I think that, with phrases like "applied in adjectival designation" and "conditional mood to the declarative", this is the author subconsciously admitting that he'd rather have been a research fellow in linguistics than in culture!

timeagain|2 years ago

Ok I enjoyed the article as a piece of self-indulgence. I agree it is pretentious and I don’t write like that. But just for funsies:

“Once your ‘personality type’ has been found, it feels like you know something definitive about who you are. You only answered some small number of questions about small segments of your life, but the quiz authoritatively asserts it has seen you to the core. In this way the quiz turns ‘when X happens I do Y’ statements into ‘I am X kind of person so I always do Y’ statements. This is probably bad.”

mjfisher|2 years ago

"Once you describe something, people tend to believe the description is complete in all cases over time"

Just bad writing.

throwanem|2 years ago

Bad reading, rather say. The impatience is typically qualified as that of men (it is always men) with too much on their hands and not enough time, but eventually the impression becomes inescapable of the infant in a high chair mewling for the next spoonful of baby food.

Besides, it's a bit rich to complain of excess length after the author has handed you his entire thesis by the end of the second paragraph. If you keep going after that despite not caring for the style, you're either a glutton for punishment or not paying attention.

kstenerud|2 years ago

I made the mistake of reading the entire article, expecting some kind of structure and conclusion. But it just rambled on for pages and pages in this same obtuse and verbose manner, like a Grandpa Simpson with a few more IQ points but the same strength of mind.

AlbertCory|2 years ago

Thanks for pinpointing it. There was something about this I just found offputting. Like the author's trying too hard.

Interestingly enough, I'm finishing up an article about open office plans and return-to-office, and I realized that the people who decide these things are overwhelmingly Extroverted, in MBTI terms. They think those Introverted types who like some private space to think need to be dragged out into the open where they can Communicate.

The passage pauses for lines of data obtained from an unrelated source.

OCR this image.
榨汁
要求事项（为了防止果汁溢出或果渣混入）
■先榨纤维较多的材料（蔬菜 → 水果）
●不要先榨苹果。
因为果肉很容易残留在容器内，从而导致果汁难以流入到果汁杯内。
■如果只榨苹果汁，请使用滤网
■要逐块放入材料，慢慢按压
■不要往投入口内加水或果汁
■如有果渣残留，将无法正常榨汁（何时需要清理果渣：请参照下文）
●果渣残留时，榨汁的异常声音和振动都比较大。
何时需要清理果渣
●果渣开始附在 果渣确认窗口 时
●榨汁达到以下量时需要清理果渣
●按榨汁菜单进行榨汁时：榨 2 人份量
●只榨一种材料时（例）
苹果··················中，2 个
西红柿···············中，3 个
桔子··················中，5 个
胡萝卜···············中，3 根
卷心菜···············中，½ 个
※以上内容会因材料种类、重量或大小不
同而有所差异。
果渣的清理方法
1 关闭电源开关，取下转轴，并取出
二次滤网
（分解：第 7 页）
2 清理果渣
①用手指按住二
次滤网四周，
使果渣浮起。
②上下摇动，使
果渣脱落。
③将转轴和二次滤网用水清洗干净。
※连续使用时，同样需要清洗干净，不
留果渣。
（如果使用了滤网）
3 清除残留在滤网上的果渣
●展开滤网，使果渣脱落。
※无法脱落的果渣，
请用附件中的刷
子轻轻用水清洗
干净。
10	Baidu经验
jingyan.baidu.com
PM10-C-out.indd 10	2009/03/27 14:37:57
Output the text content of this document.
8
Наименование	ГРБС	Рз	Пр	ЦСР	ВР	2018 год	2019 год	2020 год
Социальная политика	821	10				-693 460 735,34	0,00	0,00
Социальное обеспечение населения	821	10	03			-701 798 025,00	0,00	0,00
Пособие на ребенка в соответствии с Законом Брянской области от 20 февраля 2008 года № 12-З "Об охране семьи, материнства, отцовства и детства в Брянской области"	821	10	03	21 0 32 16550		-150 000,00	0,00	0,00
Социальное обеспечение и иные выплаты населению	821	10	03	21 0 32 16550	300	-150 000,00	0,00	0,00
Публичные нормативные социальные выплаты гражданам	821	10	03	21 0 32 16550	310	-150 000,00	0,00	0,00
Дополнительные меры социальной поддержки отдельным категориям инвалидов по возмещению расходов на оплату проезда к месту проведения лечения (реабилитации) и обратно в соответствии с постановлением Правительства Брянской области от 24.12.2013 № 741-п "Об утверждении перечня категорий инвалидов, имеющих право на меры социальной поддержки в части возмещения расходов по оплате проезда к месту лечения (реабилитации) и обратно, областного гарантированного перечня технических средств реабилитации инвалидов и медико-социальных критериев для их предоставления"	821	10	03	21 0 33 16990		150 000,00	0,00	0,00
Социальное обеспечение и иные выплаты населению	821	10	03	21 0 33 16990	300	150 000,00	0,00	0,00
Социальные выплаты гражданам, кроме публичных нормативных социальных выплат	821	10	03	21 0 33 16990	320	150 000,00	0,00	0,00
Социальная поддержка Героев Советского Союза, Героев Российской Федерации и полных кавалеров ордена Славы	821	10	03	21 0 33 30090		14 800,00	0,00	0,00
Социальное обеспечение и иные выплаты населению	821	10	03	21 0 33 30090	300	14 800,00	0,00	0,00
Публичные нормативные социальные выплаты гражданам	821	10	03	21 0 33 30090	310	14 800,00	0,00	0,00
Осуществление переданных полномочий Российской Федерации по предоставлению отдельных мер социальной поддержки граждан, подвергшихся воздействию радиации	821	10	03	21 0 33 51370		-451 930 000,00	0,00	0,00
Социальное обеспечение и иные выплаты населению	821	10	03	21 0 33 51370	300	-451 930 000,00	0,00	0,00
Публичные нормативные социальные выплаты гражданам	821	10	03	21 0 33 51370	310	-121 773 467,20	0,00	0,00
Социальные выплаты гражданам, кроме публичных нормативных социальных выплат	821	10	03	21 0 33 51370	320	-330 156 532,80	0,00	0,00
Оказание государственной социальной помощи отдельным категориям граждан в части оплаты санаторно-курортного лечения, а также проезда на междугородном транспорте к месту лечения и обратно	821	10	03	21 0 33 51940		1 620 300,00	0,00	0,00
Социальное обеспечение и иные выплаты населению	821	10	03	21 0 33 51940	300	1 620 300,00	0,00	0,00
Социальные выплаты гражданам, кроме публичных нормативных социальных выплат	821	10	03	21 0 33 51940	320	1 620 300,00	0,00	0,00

There actually are scholarly articles about which MBTI types should be leaders and managers. I won't burden you with them here.

torlok|2 years ago

It reminds me of how Eric Weinstein talks. It's either a complete lack of communication skills, or will to actually share knowledge, just an attempt to make what you're talking about seem impenetrable. It's a sad display of intellectual insecurity by the author.

mistersquid|2 years ago

> It’s an interesting topic but I find the article’s writing style impenetrable.

FWIW, the sentence you’ve selected scans even with no context (I haven’t [yet?] read the article).

Disclosure: I have professional experience in literary critical theory.

rnewme|2 years ago

Your comment means nothing to me. What does scans mean in this context?